For me it is absolutely clear that trying to fight font piracy on the back of your paying customers is a losing proposition. I’m repeating myself on Typedrawers when it comes to this topic, but I couldn’t be more convinced by this: my time is best used by making our customers happier. It definitely isn’t well spent (or making me happy, for that matter) by trying to make font pirates’ life a tiny bit harder.
Just make a web font tester and be done with it. At this point, everything else is a useless waste of time.
Dalton Maag not only have a web font tester but encourage downloading and sharing their retail fonts for non-commerical usage. It will be interesting to see if any enforcement actions become public in the next few years.
In fact I had a conversation with the creator of the code who indicated he's not interested in supporting it any further but I believe he would be open to having the code updated and even made into a Wordpress plug-in.
I'm happy to put up some funds to commission this work if there is interest by other folks.
On a cheap webspace supporting the popular CMSs WordPress or Typo3 PHP-GD will be installed, as many popular plug-ins or extensions need GD. I usually install it per default on servers for shared hosting. But I doubt that PHP-GD-freetype is installed on cheap webspaces. Never had such a demand from a customer. Others like PDF rendering is demanded sometimes.
It's questionable if a plugin for WP is a good way. WP is a big security hole itself. A provider will want extra money for special needs like FreeType or HarfBuzz, and maybe for additional ressources to provide performance. Would need a try how fast it is to render a few letters. Not so bad I guess.
The code of TypeShow looks well structured and modern, but isn't maintained since 2013 years. It's so small, that it can be ported to any other language.

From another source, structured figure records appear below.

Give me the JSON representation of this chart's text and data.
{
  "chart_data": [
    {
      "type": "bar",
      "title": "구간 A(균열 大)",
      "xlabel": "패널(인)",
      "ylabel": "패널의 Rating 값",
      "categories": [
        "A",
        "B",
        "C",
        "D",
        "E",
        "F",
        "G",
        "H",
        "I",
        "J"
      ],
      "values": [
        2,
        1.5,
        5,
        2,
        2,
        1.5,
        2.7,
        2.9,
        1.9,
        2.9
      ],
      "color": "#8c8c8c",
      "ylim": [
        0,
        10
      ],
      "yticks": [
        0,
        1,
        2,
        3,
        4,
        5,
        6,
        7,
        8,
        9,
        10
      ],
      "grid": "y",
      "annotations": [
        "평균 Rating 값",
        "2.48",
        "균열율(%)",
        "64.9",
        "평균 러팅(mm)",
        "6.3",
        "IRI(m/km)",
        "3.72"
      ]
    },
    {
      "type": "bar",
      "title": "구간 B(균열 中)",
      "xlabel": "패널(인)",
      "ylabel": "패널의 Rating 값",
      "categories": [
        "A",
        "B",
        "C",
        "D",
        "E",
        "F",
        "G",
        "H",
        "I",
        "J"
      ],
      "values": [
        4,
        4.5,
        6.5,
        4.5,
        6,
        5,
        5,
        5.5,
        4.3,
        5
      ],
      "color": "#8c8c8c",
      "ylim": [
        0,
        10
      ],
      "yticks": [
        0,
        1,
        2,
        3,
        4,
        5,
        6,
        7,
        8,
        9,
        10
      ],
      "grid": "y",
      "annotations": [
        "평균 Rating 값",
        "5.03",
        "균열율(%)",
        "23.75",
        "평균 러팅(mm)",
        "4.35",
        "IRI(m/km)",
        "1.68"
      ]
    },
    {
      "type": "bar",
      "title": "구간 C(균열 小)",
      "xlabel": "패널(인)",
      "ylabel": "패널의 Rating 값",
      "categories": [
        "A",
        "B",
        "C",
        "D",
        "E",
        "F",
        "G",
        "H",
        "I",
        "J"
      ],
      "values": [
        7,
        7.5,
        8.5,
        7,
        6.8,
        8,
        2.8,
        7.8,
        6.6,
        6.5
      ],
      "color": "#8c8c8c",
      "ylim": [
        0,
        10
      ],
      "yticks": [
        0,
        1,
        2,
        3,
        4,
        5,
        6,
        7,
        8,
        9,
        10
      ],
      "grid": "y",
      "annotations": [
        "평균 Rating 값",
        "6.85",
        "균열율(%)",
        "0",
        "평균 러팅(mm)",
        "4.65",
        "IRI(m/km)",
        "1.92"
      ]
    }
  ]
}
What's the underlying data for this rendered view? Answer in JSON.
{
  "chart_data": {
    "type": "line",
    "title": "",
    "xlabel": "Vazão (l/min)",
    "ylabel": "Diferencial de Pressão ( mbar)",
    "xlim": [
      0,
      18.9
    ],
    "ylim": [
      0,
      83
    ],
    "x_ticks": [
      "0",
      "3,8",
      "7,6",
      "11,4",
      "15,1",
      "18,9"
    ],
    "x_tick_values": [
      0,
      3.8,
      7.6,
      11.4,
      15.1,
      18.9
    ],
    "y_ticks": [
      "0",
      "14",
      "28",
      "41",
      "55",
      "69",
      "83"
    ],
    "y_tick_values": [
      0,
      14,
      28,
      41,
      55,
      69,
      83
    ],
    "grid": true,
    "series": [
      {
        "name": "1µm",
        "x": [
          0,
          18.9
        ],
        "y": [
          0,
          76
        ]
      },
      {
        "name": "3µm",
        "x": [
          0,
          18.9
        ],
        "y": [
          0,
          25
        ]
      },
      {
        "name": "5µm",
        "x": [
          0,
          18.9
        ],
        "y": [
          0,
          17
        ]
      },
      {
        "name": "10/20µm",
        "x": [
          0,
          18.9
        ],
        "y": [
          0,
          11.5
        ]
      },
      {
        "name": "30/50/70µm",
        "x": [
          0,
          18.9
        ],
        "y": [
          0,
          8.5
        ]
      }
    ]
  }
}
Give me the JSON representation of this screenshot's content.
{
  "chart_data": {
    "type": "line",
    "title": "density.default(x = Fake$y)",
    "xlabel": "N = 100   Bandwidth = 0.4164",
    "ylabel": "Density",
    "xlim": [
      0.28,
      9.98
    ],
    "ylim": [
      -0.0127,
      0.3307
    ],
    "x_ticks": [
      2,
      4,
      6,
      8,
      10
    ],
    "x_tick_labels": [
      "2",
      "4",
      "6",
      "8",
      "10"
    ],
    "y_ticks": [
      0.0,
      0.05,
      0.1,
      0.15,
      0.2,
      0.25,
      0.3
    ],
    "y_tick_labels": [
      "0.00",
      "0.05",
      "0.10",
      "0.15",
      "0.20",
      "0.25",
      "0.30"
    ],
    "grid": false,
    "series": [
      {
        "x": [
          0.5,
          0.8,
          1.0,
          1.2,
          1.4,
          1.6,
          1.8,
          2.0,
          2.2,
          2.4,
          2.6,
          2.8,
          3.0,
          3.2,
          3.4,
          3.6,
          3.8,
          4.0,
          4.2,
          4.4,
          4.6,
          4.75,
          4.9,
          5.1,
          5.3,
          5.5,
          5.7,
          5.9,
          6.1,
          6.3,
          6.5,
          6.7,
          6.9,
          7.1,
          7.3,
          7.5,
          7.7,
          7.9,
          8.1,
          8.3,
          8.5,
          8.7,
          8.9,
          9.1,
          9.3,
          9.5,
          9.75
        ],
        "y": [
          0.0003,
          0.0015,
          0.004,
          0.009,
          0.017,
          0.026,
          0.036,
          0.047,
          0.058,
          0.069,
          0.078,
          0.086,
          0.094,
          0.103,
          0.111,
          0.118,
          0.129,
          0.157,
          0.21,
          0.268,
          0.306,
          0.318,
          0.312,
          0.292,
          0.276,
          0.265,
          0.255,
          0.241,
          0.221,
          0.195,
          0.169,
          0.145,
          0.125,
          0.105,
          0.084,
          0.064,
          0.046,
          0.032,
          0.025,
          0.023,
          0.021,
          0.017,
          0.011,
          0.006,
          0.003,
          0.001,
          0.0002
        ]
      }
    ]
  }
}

An API would be a better option, just a few parameters via AJAX and get an image back.
It's also questionable if FreeType or HarfBuzz is needed. For my application of font identification it's not essential. This just needs some metrics of each glyph and a rendered image of each character (or a subset), which can be done in batch once for each font and store a special fingerprint in a database. This wouldn't even need a font, because it also works with images from a scanned book page or a specimen catalog. Or grab the image from a font shop.

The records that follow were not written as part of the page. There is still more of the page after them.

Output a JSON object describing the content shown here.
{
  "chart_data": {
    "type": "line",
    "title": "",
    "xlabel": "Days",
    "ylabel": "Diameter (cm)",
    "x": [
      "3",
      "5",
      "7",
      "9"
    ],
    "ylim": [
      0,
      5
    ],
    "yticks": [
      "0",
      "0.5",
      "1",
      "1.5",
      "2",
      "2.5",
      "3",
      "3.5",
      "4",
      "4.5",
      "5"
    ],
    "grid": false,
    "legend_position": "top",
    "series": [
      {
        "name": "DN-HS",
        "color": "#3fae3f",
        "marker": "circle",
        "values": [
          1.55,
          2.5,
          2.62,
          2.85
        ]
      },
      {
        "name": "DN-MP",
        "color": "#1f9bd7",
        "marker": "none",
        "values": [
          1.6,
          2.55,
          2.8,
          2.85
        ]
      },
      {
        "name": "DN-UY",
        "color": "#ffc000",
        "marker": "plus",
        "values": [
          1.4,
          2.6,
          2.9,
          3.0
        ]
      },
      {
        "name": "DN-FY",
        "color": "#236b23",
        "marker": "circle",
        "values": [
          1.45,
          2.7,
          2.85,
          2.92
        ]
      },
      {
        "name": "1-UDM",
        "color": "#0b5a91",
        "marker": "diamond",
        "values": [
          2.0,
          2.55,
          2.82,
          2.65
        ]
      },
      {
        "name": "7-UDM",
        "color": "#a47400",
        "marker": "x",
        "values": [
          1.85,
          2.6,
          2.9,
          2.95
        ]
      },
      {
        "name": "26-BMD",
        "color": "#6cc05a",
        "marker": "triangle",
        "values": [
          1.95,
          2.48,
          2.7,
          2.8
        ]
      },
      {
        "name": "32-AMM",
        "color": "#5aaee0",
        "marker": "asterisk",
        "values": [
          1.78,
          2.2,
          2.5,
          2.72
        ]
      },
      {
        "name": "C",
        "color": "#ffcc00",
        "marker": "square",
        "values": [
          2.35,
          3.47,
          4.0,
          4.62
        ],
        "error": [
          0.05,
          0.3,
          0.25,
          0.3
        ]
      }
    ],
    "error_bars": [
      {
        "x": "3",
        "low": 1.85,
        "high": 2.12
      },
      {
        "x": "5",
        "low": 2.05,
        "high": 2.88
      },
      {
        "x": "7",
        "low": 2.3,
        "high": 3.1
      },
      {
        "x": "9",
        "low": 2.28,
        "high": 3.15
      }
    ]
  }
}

This doesn't avoid that somebody, which didn't sign an EULA directly, grabs the font from a website or extracts it from PDF. If it's a trivial creation then it's not protected by copyright. Nearly all text fonts are considered trivial creations (handycraft and not art) by jurisdictions in most countries.
That's why I suggested to use a simple API/service instead.

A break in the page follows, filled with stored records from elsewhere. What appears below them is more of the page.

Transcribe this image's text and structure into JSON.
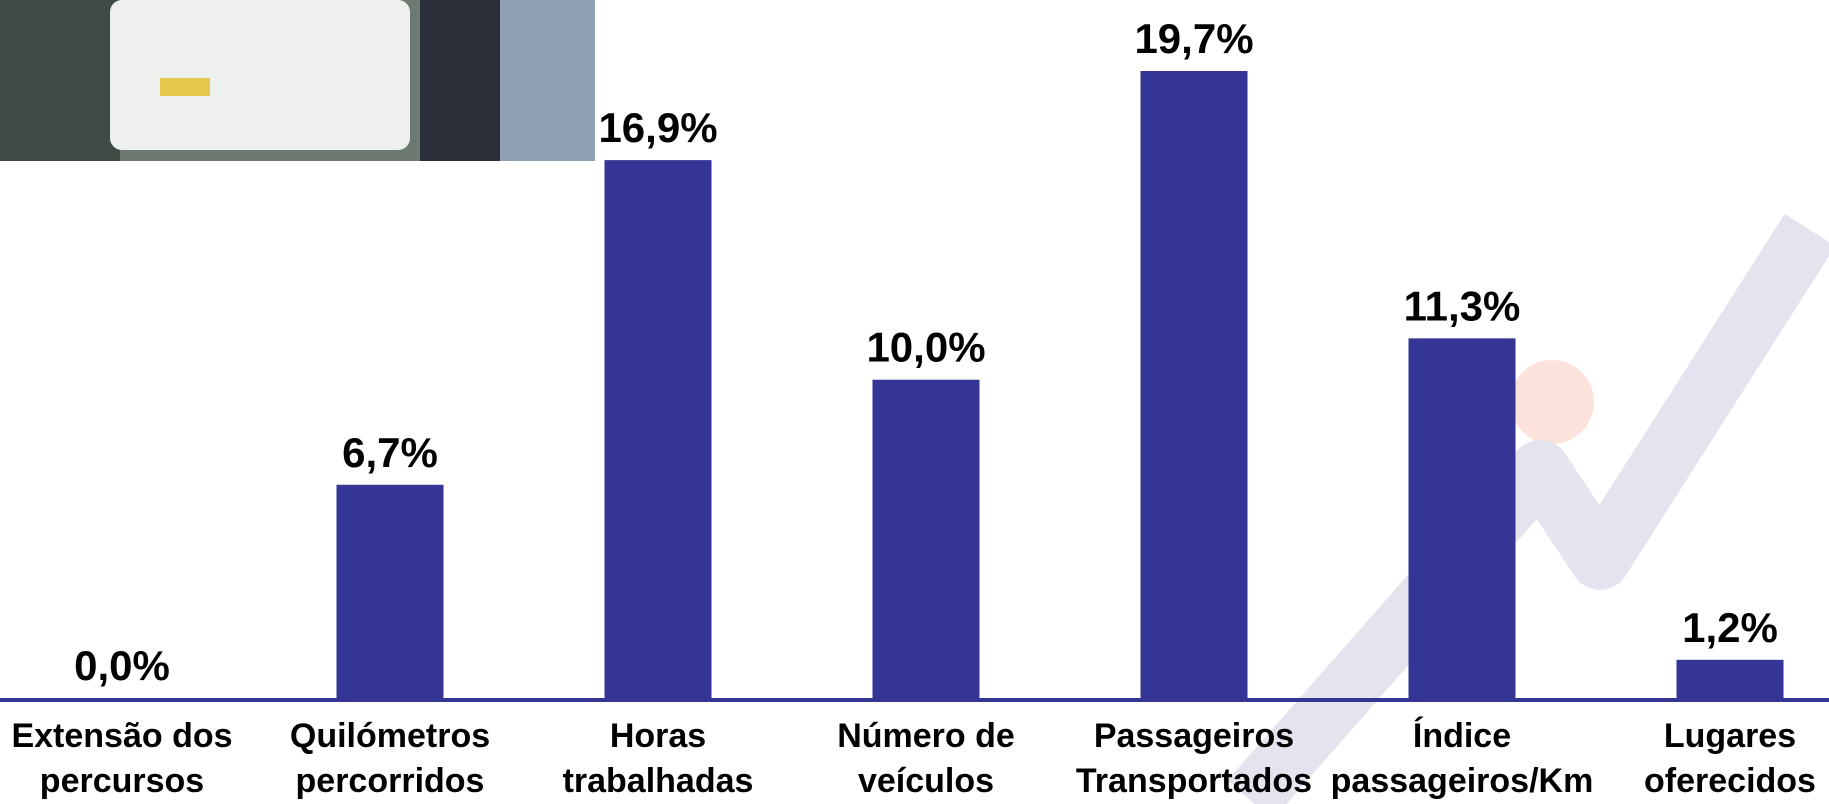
{
  "chart_data": {
    "type": "bar",
    "categories": [
      [
        "Extensão dos",
        "percursos"
      ],
      [
        "Quilómetros",
        "percorridos"
      ],
      [
        "Horas",
        "trabalhadas"
      ],
      [
        "Número de",
        "veículos"
      ],
      [
        "Passageiros",
        "Transportados"
      ],
      [
        "Índice",
        "passageiros/Km"
      ],
      [
        "Lugares",
        "oferecidos"
      ]
    ],
    "values": [
      0.0,
      6.7,
      16.9,
      10.0,
      19.7,
      11.3,
      1.2
    ],
    "value_labels": [
      "0,0%",
      "6,7%",
      "16,9%",
      "10,0%",
      "19,7%",
      "11,3%",
      "1,2%"
    ],
    "color": "#353596"
  }
}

Font identification is actually something different. Showing font previews based on image based data sounds like a bad idea.
Of course a small widget in any frontend (WP, Typo3, others) using an API is more flexible. This can be pure JS + CSS. If this is convenient, depends on the number of different fonts to display.
In summary the development costs of API + customisable widget are a little bit higher, but the result is more reusable and flexible. For the API-Backend anything can be used. And the widget needs only HTML around it.